The Tennessee Street location was the first to go, but since I never dined there I could not tell if the students simply did not take to the place—a hard scenario to imagine—or if poor service and management were to blame. I can, however, attest to the quality and efficiency of the Parkway location where lunches were often busy but always fast and fresh. So it came as quite a surprise when I saw that location eventually gone as well.

27 January would have marked the third anniversary of the Parkway location, but regardless of their closure Back Yard Burgers is up for a 2007 Tally Award in the Best Hamburgers category, an accolade bestowed on the restaurant last year. The latest winners will be announced 25 January.

Other lunch casualties include Durango Steakhouse at 2705 Apalachee Parkway, The Original Italian Pie at 1140 Capital Circle Southeast, Philly Connection at 1490 Apalachee Parkway and Uncle Ed's Subs & Salads at 3551 Blairstone Road, Suite 132.

The most recent closing was not a lunchtime haunt at all, but rather a nice place to have dinner. The Main Ingredient at 1710 West Tharpe Street is well-known in town for their appetizing mix and match menu and daily specials. The meals were not cheap, but they were amazing.

It was a shock to many locals when near the end of November 2007 the restaurant closed without notice. Several business close or reduce hours when college is not in session and even more over the holidays, so there was a bit of lingering hope the doors would reopen in the new year. That never happened and the word on the street is financial trouble plus the failure to secure a backing deal forced the closure.

No doubt, restaurants are a tough make it or break it business with complex logistical operations, high costs and frequent employee turnover. Smart franchisers need to approach Tallahassee without visions of grandeur and focus on the essentials in order to succeed.

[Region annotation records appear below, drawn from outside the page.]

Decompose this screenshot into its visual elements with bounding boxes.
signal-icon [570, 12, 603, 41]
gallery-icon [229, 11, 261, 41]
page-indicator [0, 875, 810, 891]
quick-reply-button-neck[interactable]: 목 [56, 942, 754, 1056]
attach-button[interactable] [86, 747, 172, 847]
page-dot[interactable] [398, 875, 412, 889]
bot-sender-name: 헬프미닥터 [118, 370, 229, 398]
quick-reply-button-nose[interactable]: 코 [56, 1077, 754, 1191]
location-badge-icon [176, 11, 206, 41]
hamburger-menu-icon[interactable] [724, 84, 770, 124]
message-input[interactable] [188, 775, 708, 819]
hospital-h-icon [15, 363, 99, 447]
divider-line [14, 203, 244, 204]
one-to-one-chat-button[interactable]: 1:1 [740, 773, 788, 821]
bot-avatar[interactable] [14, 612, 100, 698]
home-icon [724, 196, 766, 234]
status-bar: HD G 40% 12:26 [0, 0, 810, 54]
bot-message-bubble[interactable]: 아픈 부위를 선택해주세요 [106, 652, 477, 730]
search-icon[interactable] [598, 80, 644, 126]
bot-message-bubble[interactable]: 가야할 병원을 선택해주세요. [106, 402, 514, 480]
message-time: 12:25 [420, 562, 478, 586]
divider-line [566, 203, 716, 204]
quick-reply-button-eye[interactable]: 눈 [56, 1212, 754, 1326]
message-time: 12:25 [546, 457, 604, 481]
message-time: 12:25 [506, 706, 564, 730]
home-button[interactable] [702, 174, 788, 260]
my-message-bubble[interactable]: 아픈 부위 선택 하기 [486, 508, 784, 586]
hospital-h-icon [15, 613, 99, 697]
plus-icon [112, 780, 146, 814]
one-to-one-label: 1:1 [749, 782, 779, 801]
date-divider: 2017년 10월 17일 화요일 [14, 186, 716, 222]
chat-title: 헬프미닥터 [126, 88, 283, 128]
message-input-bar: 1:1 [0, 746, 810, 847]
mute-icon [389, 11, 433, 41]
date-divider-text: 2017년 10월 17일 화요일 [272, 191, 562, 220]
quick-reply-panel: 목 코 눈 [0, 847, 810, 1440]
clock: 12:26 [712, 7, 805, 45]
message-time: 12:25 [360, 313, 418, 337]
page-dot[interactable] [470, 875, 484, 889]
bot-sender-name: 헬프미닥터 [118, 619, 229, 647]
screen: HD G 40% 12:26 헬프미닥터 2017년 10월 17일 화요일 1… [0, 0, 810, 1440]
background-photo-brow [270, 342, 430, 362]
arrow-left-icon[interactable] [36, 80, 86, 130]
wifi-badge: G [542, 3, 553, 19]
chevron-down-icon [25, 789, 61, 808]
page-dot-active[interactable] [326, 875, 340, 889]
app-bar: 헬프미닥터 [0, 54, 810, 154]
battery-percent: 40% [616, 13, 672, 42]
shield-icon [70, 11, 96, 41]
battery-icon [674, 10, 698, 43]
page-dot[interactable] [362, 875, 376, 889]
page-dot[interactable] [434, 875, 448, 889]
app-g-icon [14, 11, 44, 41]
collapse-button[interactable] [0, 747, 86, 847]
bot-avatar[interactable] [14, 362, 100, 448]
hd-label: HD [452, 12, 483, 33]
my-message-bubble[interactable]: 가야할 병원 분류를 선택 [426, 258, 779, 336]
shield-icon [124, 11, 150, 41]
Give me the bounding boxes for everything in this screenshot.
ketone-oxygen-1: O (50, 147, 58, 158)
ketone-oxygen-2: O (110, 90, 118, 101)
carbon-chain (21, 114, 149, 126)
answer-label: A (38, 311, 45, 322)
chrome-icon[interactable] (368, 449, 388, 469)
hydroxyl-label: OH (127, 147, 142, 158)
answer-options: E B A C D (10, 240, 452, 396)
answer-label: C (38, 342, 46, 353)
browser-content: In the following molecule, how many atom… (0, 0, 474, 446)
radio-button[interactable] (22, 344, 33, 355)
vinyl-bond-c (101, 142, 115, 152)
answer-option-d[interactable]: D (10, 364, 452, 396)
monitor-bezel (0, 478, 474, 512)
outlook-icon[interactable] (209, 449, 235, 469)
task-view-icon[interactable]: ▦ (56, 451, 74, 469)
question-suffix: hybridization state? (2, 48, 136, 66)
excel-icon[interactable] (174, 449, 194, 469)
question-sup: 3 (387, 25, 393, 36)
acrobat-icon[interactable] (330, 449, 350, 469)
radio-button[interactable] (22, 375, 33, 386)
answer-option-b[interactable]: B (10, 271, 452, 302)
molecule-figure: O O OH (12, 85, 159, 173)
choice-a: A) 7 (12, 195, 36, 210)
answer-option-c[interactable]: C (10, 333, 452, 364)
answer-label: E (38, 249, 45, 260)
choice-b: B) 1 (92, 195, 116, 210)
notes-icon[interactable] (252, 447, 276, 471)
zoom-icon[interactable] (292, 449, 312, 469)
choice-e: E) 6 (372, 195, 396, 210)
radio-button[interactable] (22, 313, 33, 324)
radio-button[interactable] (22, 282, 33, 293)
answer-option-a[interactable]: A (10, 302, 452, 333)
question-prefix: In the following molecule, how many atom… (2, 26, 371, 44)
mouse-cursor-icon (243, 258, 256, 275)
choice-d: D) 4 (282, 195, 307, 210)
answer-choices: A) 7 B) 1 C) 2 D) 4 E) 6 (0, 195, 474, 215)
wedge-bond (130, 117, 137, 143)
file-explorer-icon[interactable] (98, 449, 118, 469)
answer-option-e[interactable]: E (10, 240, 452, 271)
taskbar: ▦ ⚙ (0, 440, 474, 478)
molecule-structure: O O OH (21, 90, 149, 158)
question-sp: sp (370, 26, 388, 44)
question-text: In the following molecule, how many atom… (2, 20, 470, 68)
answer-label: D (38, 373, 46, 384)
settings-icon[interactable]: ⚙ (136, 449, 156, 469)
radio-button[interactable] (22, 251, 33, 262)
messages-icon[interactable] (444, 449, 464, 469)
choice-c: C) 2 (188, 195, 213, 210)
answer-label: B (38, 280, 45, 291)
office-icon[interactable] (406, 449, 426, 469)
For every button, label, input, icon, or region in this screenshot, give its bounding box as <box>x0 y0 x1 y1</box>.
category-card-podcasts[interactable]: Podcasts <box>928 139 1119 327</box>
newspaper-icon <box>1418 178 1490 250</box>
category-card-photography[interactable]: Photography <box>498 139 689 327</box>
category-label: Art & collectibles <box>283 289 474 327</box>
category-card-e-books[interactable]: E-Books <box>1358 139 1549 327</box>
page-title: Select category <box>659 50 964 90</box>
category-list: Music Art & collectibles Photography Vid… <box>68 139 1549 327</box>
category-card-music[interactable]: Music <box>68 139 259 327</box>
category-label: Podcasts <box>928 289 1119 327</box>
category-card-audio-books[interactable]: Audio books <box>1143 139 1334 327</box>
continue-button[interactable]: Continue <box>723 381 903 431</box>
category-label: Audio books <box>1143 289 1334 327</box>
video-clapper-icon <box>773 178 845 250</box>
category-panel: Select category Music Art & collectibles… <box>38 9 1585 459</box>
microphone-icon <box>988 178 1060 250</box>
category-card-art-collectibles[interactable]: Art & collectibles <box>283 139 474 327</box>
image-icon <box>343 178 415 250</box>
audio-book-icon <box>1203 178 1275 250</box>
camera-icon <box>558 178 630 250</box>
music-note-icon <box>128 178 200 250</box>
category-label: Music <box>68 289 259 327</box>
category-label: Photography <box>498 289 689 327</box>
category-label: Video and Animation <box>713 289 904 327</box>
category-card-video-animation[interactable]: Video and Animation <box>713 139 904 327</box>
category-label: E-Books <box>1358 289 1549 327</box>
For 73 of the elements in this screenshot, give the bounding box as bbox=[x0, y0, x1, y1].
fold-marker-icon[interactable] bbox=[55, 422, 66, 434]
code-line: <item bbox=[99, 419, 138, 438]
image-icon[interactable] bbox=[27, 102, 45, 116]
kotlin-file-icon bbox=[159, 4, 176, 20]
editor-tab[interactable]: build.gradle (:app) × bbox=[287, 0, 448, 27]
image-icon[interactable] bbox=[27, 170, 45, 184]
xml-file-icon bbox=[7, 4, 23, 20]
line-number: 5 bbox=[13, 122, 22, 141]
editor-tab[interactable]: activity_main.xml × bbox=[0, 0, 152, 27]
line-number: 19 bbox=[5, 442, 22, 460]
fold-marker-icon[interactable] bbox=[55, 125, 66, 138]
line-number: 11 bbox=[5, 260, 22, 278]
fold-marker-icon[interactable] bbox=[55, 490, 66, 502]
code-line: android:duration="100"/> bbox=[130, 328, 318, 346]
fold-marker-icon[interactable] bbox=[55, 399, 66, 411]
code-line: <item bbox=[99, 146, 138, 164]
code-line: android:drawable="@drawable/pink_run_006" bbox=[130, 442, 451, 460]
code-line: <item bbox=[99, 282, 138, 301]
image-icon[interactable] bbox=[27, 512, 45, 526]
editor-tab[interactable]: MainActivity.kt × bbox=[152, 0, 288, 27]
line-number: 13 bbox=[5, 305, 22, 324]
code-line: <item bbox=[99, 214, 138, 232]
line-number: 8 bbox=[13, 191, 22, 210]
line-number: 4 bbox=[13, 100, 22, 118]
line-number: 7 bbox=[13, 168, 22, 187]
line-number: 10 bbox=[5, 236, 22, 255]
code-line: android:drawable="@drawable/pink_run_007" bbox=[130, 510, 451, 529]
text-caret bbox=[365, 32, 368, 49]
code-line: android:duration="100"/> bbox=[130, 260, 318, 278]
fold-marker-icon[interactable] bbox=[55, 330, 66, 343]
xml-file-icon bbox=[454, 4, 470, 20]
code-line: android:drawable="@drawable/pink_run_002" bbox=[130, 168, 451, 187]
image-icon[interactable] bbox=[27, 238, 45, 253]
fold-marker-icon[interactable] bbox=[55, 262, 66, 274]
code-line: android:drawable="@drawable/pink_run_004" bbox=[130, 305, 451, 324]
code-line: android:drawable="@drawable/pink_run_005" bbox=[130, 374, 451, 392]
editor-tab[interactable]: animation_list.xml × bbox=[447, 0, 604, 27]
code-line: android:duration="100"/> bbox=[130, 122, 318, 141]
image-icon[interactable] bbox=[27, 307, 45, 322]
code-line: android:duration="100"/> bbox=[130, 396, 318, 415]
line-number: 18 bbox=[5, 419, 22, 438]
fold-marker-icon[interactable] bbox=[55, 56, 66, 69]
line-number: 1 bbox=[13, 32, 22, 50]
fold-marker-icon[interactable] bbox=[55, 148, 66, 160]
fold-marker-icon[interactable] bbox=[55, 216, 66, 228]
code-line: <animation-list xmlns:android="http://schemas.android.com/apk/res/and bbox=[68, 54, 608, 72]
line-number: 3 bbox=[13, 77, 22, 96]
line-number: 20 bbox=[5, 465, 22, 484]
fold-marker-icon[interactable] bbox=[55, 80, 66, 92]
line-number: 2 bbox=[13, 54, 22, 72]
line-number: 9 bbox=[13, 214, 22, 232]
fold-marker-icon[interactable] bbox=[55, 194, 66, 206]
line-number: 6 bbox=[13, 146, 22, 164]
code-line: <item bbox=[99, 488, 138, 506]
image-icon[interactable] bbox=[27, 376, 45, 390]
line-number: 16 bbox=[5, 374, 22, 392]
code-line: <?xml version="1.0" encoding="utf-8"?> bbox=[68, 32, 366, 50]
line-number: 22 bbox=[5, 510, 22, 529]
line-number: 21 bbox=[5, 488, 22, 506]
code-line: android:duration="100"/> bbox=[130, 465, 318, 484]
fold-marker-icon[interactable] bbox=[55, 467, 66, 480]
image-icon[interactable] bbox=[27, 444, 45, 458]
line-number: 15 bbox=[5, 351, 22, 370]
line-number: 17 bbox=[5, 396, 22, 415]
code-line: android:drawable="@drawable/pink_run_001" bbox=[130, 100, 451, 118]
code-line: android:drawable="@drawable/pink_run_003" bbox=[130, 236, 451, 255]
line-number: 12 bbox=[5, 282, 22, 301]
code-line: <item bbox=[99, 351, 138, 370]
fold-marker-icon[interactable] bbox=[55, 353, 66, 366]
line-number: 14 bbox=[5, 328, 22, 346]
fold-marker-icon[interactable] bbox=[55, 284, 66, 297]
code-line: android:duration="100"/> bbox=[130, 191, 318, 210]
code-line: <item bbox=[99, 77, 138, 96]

I specifically invite Five Guys "Famous Burgers and Fries" and Jersey Mike's Subs, a growing franchise started as a stand-alone in 1956, to give our capital market a spin. Both former Back Yard Burgers locations need new occupants anyway.

1 "Down the tubes—hear that one a lot. People say, 'Ah, the country is going down the tubes.' What tubes? Have you seen any tubes? Where are these tubes? And where do they go? And how come there's more than one tube? It would seem to me, one country, one tube. But does every state all of a sudden have to have its own tube now? One tube is all you need. But a tube that big? Somebody would have seen it by now." – George Carlin

Photo Credit: David July

Two Comment Bubbles four Comments

  • claire

    You forgot to mention El Chico!!! And I too invite Five Guys because I hear it's fabulous. I could go for a cheeseburger right now, in fact.

  • David July

    Indeed I did forget El Chico at 2225 North Monroe Street. Though I only ever went there with you and Ashleigh, it was very good every time.

    In case they don't take our invitation to heart, stop by the Five Guys in Altamonte Springs the next time you're down there. It was pretty good!

  • erik

    Athens, Ga recently got two "Five Guys" burgers and while it is quite good I was not blown away by the experience. The best part was the fries because they are very fresh and not heavily salted. I am more excited about the "Which Wich" that just opened. It is a sandwich shop I enjoy throughly and the only other location I have ever seen is the one in the Altamonte Mall.

  • David July

    Wow, Erik, you must be excited about the Which Wich. They have very few restaurants outside Texas so you are lucky to have one of two Georgia stores. The one in Altamonte is the only one in Florida, but I would not mind one here.